迹部看着在球場上擦出一道痕迹的回球,挑眉輕笑,“動如雷霆?名副其實,不過你的死角,我也已經找到了!”
迹部又一球打向了真田力所不能及的地方,真田沒有接住。
接下來的比賽,真田和迹部一直打得有來有回,每一球,都漫長得和搶七一樣。
幸村叫停了這場比賽,此時真田和迹部的搶七比分已經是76:76了,比賽進行到這個時候,兩人都是憑借着對勝利的執着而堅持,但在幸村看來,這場比賽的勝利毫無意義。
“我希望你們還記得,合宿的目的是找出自身的不足以期進步,那麼真田,你的雙腿膝蓋因為用了這麼多次的風林火山還紅腫着,迹部,你的眼睛和精神已經撐不住了吧,再比下去,無論結果如何,都将毫無意義。”
兩人盯着從觀衆席一路走到場中的幸村,不約而同地放下了手中的球拍。
迹部接過小跑過來的忍足遞來的水,喝了一口,主動開口應和道:“的确沒有意義,隻是合宿的一場友誼賽,沒必要打得這麼慘烈,真田,下次在正式的賽場上,我們再好好地打一場。”

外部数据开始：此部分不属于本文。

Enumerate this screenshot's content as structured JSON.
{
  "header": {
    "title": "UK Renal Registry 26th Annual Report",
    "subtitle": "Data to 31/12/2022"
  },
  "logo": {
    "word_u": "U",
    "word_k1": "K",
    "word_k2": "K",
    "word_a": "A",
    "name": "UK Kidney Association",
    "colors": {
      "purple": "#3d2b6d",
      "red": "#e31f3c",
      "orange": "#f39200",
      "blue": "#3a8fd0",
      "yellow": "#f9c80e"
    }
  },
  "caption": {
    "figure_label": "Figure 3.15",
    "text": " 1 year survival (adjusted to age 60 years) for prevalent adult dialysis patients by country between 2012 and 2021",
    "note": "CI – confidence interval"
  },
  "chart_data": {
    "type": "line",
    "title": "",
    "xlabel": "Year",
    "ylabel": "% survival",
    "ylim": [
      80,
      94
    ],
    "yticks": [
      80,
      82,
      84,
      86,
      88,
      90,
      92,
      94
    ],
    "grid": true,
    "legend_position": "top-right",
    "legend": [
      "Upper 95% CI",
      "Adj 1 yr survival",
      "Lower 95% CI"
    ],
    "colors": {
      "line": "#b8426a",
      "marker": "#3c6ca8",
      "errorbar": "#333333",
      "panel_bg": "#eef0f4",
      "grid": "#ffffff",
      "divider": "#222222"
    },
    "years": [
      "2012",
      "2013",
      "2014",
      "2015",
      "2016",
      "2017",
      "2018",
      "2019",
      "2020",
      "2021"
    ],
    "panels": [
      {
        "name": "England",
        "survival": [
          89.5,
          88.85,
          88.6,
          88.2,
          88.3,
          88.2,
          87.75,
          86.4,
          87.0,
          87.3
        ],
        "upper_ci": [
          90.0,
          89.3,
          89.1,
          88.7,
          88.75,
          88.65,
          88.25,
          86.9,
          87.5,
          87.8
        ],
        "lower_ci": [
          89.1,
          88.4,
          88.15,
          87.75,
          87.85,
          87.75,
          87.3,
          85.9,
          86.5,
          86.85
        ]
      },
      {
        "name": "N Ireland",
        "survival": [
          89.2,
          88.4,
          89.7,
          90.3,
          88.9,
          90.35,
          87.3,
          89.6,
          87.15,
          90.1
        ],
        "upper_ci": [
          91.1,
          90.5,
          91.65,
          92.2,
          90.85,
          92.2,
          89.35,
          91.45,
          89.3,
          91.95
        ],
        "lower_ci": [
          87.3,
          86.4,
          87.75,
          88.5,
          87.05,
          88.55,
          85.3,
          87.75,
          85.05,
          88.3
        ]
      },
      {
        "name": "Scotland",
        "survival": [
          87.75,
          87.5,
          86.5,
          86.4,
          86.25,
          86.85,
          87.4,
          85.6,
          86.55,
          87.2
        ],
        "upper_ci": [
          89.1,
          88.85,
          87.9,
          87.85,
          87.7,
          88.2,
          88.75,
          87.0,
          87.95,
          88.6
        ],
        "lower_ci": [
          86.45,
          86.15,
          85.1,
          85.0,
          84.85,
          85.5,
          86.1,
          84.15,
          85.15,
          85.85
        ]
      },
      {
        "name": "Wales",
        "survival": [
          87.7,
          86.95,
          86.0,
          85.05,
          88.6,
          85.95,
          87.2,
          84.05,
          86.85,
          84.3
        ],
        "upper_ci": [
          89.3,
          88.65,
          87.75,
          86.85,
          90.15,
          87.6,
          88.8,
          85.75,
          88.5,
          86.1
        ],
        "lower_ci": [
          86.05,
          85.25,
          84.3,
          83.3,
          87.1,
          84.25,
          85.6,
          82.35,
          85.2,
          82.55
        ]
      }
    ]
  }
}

“我也期待冰帝可以站到立海大的對面。”真田說的是實在話,但落在冰帝衆人的耳中,難免會蒙上一點嘲諷意味,許是簽運不好,冰帝每次都會抽到死亡分組,國中兩年,都沒有在正式的場合和立海大對上。而今年,是國中最後一年。
看到自家部長被立海大的部長勸了下來後,冰帝衆人都松了一口氣,無他,這場比賽打得實在是太長了,冰帝衆人雖有勝負欲,也有對勝利的執着,但這都是建立在正式比賽上,這個隻是一場合宿的友誼賽,迹部和真田直接就打了别人兩場比賽的時間,雖然他們沒有自己部長那麼好的眼力,但也可以看到有幾球明顯不是迹部的水平會打出來的,正常來說那幾球不能得分,可對面立海大的真田似乎也因為經常使用風林火山,導緻膝蓋紅腫,沒有接下那有着漏洞的球,想必是出于對兩人身體的考慮,立海大的部長才會出聲制止,經這一着,冰帝的隊員對幸村的好感度直線上升,并在心裡感歎到,幸村不愧是能折服立海大那群怪物的人,剛剛那種情形,也隻有他開口才能制止了。
與迹部回到冰帝後有着妥帖的照顧不一樣,立海大的氣氛倒是有些異常,畢竟真田這種不愛惜身體的行為,在目前的立海大衆人來看,簡直就是不可饒恕的錯誤。他們在短短幾個月内,先後知道了切原和幸村的身體隐患,正是對每個人的身體健康都最關注的時候,他們的副部長,居然帶頭放縱傷害自己的身體。
看到幸村微微陰沉的臉以及明顯下撇的唇角,察覺到隊友們投過來的目光,剛從比賽場上熱血的腦子裡冷靜下來的真田也發現了自己做得不對。
勇于認錯的真田走到幸村面前,低下頭,認真地說道:“幸村,這次是我錯了。”
“是嗎,那真田你說說,你錯哪了?”幸村淡淡地說道。
“是我松懈了,我不應該和迹部陷入持久戰,還在比賽中不顧自己的身體情況戀戰。”
“如果是手冢呢?”真田的話音剛落,幸村就反問道,“如果剛剛和你打友誼賽的人是手冢,你還會打持久戰嗎?”